I apologize for my lapse in posting last weekend. I had to double-down on homework due to a severe case of procrastination. I always pride myself on doing my ‘best’ work at the 11th hour, but I really pushed my luck. Luckily I managed to get caught up…until the next panic attack.
With that said, it should no surprise as to why I chose today’s topic. Yes, hormones. At the ripe ol’ age of 46, I figured by now I would be bordering on menopause, but instead I’m dealing with raging hormones every 28 days that seem to only intensify as I get older. I call it the gift that just keeps on giving. In my earlier years, I was never one to experience such emotional volatility during that ‘time of the month’ but clearly, things have changed.
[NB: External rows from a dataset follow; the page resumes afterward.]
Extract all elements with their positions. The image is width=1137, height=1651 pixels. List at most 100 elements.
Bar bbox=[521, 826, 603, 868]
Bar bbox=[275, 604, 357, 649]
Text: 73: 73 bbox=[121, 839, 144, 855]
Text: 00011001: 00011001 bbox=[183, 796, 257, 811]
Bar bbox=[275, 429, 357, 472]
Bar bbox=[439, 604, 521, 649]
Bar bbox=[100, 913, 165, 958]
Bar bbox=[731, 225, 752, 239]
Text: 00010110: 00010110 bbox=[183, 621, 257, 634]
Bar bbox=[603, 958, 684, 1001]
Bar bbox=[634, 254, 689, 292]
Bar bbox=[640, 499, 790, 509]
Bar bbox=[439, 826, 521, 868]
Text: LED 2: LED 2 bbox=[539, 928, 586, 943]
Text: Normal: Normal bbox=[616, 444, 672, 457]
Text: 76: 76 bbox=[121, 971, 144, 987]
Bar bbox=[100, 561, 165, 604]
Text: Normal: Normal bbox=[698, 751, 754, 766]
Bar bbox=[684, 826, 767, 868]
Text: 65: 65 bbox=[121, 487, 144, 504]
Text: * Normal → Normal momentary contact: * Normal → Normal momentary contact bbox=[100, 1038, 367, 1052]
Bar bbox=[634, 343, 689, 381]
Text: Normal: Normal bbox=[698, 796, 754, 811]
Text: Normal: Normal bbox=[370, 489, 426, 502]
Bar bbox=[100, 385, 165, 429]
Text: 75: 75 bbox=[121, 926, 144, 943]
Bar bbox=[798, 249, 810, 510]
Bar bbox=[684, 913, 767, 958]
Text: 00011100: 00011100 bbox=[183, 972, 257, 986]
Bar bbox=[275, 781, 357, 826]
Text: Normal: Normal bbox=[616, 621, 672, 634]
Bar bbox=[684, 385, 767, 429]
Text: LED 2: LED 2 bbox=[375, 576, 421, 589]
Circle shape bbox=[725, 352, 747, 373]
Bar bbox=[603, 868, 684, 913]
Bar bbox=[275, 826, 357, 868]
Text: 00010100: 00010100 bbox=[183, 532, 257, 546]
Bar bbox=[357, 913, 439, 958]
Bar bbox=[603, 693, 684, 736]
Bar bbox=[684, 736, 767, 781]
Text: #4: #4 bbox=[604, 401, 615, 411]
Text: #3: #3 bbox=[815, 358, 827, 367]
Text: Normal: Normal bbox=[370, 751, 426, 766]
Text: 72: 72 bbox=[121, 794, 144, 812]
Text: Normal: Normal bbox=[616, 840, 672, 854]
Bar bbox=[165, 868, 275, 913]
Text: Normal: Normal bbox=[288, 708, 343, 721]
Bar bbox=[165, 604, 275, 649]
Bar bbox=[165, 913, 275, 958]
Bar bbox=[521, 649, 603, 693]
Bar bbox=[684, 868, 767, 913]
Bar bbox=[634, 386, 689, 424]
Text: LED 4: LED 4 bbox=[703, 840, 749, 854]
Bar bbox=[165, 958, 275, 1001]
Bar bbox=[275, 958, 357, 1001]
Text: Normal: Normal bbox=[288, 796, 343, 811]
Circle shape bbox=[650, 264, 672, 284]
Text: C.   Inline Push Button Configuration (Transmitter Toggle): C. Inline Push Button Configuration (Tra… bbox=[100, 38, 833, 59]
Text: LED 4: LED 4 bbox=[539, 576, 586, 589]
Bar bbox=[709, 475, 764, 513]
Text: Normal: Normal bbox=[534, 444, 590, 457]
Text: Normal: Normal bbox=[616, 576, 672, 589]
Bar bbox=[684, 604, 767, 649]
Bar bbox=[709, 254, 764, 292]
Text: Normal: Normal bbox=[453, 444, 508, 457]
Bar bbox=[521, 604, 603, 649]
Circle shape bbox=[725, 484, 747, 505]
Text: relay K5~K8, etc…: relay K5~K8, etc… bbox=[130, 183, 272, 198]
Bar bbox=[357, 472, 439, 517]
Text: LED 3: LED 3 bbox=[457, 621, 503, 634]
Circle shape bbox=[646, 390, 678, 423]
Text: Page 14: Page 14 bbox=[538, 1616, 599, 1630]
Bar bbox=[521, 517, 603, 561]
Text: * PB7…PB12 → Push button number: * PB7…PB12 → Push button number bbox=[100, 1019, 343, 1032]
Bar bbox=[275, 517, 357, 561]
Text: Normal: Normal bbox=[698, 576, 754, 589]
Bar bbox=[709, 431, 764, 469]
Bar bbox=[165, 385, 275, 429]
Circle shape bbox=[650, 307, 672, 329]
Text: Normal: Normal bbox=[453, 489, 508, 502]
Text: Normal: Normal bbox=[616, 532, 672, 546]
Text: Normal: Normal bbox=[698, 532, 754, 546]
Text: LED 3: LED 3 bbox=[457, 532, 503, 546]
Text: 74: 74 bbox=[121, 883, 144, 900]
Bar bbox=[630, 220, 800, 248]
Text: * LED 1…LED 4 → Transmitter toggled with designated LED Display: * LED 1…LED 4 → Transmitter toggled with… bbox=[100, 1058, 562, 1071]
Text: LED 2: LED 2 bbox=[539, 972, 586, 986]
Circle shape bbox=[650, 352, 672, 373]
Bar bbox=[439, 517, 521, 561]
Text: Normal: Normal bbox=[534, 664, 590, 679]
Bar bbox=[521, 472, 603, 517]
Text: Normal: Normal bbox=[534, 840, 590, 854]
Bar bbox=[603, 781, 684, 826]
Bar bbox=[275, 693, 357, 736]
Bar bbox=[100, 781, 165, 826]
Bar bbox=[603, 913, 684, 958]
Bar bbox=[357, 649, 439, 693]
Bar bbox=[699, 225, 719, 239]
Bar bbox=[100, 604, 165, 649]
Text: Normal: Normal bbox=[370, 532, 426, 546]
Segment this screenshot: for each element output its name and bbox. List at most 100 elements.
Sometimes I just wonder if it’s extreme resentment at my body for not just getting it over with already. There are NO plans for more children. That’s my reality and I’m seriously okay with this, you silly menstrual cycle! I will not deny that I do look on with wonderment at how women like Halle Berry at 47 and Janet Jackson at FIFTY managed to bear children so late in their life. It’s pretty spectacular…but nah, I’ll pass.
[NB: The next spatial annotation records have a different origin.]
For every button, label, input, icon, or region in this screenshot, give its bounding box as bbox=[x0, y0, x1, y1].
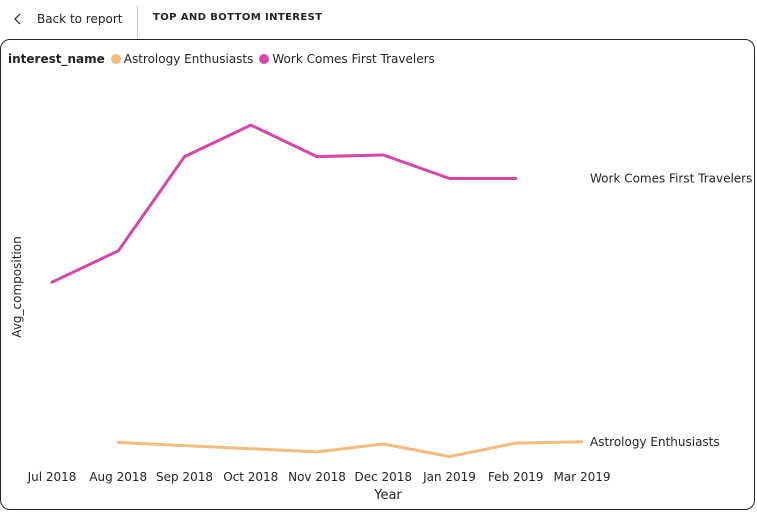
legend-item-work-comes-first-travelers[interactable]: Work Comes First Travelers bbox=[259, 52, 435, 66]
x-tick-label: Mar 2019 bbox=[554, 470, 611, 484]
legend-marker-work-travelers bbox=[259, 54, 270, 64]
chart-legend: interest_name Astrology Enthusiasts Work… bbox=[8, 50, 441, 68]
chart-card: interest_name Astrology Enthusiasts Work… bbox=[0, 39, 755, 510]
x-tick-label: Aug 2018 bbox=[89, 470, 147, 484]
series-end-label: Astrology Enthusiasts bbox=[590, 435, 720, 449]
chevron-left-icon bbox=[8, 9, 28, 29]
series-line[interactable] bbox=[50, 123, 518, 284]
line-chart: Work Comes First Travelers Astrology Enth… bbox=[10, 123, 752, 503]
legend-title: interest_name bbox=[8, 52, 105, 66]
back-to-report-button[interactable]: Back to report bbox=[8, 6, 122, 32]
x-tick-label: Jul 2018 bbox=[27, 470, 77, 484]
legend-item-astrology-enthusiasts[interactable]: Astrology Enthusiasts bbox=[110, 52, 254, 66]
series-end-label: Work Comes First Travelers bbox=[590, 172, 752, 186]
x-tick-label: Dec 2018 bbox=[354, 470, 412, 484]
legend-label: Work Comes First Travelers bbox=[272, 52, 435, 66]
series-line[interactable] bbox=[116, 440, 584, 459]
x-tick-label: Oct 2018 bbox=[223, 470, 278, 484]
x-tick-label: Sep 2018 bbox=[156, 470, 213, 484]
legend-label: Astrology Enthusiasts bbox=[123, 52, 254, 66]
back-to-report-label: Back to report bbox=[37, 12, 123, 26]
y-axis-title: Avg_composition bbox=[10, 236, 24, 337]
legend-marker-astrology bbox=[110, 54, 121, 64]
header-divider bbox=[137, 6, 138, 38]
x-tick-label: Jan 2019 bbox=[422, 470, 476, 484]
top-bar: Back to report TOP AND BOTTOM INTEREST bbox=[0, 0, 757, 38]
x-tick-label: Feb 2019 bbox=[488, 470, 544, 484]
page-title: TOP AND BOTTOM INTEREST bbox=[153, 12, 323, 23]
x-tick-label: Nov 2018 bbox=[288, 470, 346, 484]
x-axis-title: Year bbox=[373, 488, 402, 503]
So let’s talk about hormones. As a society, we’ve joked about it for years. “Oh, my wife’s on her period. I’d better hide all sharp objects.” My husband, for one, claims that during this time, I bear a striking resemblance to the possessed, head-spinning Linda Blair in the The Exorcist. Even my daughter who loves to endlessly tease and use her sassy one-liners on me will actually shy away when she senses emotional ‘episode’ coming on. Of course, I completely use this to my advantage. Finally, a moment where I can blame all my mental instabilities and irrational outbursts on a monthly occurrence that I have absolutely NO control over. Awesome.
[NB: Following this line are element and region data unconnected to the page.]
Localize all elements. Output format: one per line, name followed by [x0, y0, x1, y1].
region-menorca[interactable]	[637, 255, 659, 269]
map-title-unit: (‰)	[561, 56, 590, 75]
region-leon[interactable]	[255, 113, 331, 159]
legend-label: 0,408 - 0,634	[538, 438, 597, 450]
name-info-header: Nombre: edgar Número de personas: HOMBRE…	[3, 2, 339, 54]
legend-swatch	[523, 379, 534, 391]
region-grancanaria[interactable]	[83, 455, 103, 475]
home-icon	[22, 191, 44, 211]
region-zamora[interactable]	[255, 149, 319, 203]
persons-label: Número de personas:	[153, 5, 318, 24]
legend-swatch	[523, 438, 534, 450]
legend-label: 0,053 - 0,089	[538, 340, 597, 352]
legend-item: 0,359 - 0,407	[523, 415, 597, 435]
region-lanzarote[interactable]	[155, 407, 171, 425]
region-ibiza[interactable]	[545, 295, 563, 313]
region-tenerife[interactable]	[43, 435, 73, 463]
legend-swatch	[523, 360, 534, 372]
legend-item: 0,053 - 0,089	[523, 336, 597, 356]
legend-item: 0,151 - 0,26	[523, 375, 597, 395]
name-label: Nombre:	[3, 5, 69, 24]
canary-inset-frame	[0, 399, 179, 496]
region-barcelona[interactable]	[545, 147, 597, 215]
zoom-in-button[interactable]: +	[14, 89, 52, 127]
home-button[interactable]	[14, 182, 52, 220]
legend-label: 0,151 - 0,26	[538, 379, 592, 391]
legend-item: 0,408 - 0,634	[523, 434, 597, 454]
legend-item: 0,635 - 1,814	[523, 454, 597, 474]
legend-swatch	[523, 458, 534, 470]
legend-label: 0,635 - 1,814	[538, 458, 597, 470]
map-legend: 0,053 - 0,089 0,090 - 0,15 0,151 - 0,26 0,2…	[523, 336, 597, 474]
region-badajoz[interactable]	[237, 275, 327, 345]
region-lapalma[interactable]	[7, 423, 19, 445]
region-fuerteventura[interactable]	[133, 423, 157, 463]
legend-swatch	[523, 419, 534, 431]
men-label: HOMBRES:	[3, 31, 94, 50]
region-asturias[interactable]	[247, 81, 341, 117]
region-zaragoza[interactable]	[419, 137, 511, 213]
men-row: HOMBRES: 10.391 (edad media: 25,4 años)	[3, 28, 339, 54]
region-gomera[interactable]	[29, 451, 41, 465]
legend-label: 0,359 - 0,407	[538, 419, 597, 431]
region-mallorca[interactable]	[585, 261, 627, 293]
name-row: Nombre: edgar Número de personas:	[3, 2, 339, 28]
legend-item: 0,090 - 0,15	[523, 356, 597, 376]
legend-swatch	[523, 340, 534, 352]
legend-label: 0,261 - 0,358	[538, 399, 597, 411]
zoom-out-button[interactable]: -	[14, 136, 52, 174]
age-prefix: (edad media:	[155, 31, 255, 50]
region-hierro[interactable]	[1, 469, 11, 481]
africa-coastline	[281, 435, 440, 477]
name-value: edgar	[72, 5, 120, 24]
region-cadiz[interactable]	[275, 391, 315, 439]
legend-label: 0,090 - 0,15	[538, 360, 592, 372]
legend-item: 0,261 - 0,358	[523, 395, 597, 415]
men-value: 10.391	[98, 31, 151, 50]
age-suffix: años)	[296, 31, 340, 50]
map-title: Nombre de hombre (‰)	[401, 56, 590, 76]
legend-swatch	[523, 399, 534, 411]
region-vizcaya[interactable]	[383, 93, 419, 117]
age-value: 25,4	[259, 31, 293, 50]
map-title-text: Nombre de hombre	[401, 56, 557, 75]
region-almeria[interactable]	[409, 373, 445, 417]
So I had one of my melt-downs this past weekend. It was short-lived and mostly directed at Ernesto. It’s typically one thing that’s sort of insignificant and unexpected that will set me off. If could be that the house is unkept or something didn’t get done that I asked them to do. The worst of the outbursts is when I suddenly feel ignored or disregarded when trying to make a point. This particular episode was completely untimely and unnecessary, but as it’s happening, it’s virtually impossible for me to snap out of. My brain is saying “stop, calm down, take a deep breath” but the rest of me is pumping with adrenaline, determined to argue all my points in one breath. Of course, looking back, it all seems so ridiculous. As I sit and contemplate all this, I reach for some Motrin, lay my head back and begin to think about transcendental meditation. I’ve read where people pay thousands of dollars to learn this life-transforming method of relaxation. I recall reading about this in Cameron Diaz’ health book titled “The Body Book” and for being 44 and looking like she does, where do I sign up??
We’ll circle back on this topic again in the near future and I will let you know whether my head spins only half-way or if I’ve finally reached the holy grail for women over 45…THE CHANGE…whichever comes first!